Dans le monde entier, les intérêts financiers avec les GAFAM ou les gestionnaires d’actifs comme BlackRock qui gère des fonds d’investissement 3 fois plus élevés que le PIB de la France, ce sont en fait les grandes puissances privées qui décident des politiques de l’état sur la base du lobbying ou de l’entrisme au service de leur seul intérêt individuel. La guerre économique proprement dite conduit à la course aux armements, à la punition internationale. Le système économique crée des inégalités profondes, croissantes, qui ne peuvent être remises en cause que par des révolutions, des guerres.


La dissuasion nucléaire en question

Jean-Marie Collin d’ICAN FRANCE (Campagne Internationale pour l’Abolition des Armes Nucléaires) entame son intervention en citant la métaphore de l’Horloge de l’Apocalypse qui est au jourd’hui avancée à minuit moins 90 secondes, jamais aussi proche de l’heure fatidique depuis sa création en 1945. Cette horloge fictive évalue les possibilités d’une guerre nucléaire mondiale que matérialise en Ukraine le face à face des deux principales forces Etats Unis - Russie.

Par son budget militaire consacré au nucléaire, la France contribue à accentuer ce climat d’insécurité et montre ainsi sa volonté de pérenniser l’arsenal nucléaire en décidant la construction de 4 nouveux sous-marins nucléaires lanceurs d’engin.

A cela s’ajoute l’échec des traités : la 10ème conférence d’examen du Traité de Non Prolifération s’est achevée sans adopter de document final faute de consensus.

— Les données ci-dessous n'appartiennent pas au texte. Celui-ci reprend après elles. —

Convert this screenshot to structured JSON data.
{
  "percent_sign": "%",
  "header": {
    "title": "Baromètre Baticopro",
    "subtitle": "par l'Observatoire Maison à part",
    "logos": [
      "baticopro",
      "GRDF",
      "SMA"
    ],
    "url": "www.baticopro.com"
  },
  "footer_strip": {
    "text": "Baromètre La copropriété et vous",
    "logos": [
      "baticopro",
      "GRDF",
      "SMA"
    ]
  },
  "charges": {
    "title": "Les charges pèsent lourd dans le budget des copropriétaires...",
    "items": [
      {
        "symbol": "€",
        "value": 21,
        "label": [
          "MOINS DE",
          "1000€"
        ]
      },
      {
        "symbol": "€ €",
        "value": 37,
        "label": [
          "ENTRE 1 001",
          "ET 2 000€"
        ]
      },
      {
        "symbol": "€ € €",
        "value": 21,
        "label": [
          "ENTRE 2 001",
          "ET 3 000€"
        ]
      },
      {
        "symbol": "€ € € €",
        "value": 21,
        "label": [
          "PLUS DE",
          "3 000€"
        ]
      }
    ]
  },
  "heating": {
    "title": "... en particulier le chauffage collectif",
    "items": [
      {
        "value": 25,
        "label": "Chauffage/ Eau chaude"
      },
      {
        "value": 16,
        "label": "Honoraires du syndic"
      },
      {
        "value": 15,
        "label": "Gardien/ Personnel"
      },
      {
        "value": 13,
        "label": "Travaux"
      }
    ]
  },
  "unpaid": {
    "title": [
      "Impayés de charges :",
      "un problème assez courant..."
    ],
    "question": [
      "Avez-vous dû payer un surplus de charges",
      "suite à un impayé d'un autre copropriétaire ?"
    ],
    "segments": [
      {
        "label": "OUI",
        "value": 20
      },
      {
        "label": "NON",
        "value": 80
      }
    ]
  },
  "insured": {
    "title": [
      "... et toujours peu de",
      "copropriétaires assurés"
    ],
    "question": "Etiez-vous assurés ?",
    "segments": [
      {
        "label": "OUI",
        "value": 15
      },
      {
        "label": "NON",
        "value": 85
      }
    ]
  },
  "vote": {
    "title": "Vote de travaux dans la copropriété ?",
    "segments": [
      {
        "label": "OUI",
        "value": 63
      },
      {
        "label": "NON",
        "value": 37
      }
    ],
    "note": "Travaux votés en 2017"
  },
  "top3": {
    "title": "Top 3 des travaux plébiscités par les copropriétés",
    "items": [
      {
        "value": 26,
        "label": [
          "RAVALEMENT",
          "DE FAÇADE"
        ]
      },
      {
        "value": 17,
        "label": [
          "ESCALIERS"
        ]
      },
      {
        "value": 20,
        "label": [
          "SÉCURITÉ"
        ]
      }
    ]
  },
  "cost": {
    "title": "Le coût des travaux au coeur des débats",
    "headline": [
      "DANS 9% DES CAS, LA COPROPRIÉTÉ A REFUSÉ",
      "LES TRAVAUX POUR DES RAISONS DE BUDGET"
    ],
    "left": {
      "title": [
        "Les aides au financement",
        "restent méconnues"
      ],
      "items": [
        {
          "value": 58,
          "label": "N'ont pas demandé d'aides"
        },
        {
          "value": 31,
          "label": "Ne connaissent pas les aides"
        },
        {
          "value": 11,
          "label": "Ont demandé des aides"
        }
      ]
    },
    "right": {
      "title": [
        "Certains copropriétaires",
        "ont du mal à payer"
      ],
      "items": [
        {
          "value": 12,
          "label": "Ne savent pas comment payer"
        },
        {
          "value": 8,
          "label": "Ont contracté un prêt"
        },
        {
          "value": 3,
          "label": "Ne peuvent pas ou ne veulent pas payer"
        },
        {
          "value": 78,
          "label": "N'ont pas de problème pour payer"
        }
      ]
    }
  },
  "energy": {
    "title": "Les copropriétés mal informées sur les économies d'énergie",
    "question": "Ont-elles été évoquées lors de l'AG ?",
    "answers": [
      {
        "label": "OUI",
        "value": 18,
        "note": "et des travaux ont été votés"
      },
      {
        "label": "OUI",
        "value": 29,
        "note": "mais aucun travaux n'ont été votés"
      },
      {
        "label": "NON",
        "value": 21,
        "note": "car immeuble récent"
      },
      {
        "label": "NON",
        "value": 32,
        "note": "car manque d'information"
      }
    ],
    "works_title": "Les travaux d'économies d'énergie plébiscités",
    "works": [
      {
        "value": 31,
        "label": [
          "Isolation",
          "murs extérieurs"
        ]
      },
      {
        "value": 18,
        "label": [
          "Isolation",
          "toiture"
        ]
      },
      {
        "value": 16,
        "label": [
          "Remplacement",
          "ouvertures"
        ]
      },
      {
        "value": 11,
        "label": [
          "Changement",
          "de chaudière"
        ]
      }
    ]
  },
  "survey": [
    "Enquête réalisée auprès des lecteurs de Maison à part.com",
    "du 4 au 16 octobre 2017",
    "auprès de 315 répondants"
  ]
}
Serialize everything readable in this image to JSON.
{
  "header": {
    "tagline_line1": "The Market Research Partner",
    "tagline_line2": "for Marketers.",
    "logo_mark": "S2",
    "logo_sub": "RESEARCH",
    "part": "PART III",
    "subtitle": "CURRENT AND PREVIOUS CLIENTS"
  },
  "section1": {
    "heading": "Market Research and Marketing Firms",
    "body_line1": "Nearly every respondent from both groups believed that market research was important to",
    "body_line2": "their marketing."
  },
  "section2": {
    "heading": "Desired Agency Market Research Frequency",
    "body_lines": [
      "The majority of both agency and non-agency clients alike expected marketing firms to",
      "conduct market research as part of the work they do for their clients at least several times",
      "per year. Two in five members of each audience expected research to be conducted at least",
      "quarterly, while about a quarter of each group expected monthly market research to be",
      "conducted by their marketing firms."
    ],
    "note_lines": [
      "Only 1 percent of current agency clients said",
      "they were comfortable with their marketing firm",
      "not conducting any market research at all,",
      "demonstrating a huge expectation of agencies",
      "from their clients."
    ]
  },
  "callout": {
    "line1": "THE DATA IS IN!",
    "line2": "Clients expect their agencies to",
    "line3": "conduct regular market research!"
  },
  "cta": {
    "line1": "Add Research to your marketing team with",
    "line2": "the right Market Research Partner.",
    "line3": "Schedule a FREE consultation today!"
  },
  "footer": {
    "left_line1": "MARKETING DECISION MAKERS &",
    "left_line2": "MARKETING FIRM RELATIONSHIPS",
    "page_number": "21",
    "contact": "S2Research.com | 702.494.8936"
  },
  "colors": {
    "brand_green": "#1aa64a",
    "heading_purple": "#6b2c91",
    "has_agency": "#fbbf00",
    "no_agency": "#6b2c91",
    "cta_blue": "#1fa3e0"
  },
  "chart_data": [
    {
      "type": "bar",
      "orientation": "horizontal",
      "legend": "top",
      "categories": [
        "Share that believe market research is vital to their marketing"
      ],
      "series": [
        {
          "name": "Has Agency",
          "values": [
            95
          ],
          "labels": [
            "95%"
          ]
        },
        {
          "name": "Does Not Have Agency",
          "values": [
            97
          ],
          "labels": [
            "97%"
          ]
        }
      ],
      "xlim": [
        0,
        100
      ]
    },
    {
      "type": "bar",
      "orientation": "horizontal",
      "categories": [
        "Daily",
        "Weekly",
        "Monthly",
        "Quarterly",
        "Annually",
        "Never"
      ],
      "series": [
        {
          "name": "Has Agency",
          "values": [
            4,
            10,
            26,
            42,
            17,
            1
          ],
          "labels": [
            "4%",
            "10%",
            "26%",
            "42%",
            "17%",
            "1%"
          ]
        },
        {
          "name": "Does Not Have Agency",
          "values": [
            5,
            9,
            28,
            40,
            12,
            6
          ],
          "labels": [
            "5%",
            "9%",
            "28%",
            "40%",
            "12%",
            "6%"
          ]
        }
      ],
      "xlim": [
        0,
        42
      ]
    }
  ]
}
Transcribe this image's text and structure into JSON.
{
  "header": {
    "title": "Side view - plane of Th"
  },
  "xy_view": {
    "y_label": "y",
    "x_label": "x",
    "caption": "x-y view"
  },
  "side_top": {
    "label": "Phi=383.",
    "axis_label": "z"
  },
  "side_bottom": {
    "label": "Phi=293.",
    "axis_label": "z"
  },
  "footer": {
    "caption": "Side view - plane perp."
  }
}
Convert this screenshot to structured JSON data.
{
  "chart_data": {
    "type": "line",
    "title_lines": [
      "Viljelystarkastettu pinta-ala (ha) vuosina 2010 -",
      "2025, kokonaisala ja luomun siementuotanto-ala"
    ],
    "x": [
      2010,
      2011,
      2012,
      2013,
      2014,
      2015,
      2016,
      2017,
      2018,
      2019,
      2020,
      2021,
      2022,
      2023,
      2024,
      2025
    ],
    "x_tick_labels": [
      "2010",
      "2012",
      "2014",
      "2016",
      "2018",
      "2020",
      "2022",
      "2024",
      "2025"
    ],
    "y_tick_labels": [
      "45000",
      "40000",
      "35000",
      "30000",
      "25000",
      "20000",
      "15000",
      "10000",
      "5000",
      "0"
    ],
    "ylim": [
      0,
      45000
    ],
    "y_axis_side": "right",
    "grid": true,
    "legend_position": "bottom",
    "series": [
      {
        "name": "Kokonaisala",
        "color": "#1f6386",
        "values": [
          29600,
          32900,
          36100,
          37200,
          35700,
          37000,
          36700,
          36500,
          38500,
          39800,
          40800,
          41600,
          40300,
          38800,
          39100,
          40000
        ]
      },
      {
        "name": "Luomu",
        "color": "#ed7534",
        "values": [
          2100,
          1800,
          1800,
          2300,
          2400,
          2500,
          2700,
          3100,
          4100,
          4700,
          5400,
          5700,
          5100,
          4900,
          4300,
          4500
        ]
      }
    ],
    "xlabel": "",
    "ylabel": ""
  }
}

La Russie menace de se retirer du Traité d’Interdiction Complète des Essais Nucléaires avec en arrière pensée la volonté de montrer sa capacité à utiliser son armement.
Une note d’optimisme : le Traité d’Interdiction des Armes Nucléaires ratifié déjà par 69 états voit sa position se renforcer par l’apport de nouvelles signatures ; la Suisse où le sujet est en discussion au Conseil Fédéral, l’Australie qui tout en affirmant sa position d’état observateur subit des pressions parlementaires pour la ratification du traité , de même pour l’Allemagne.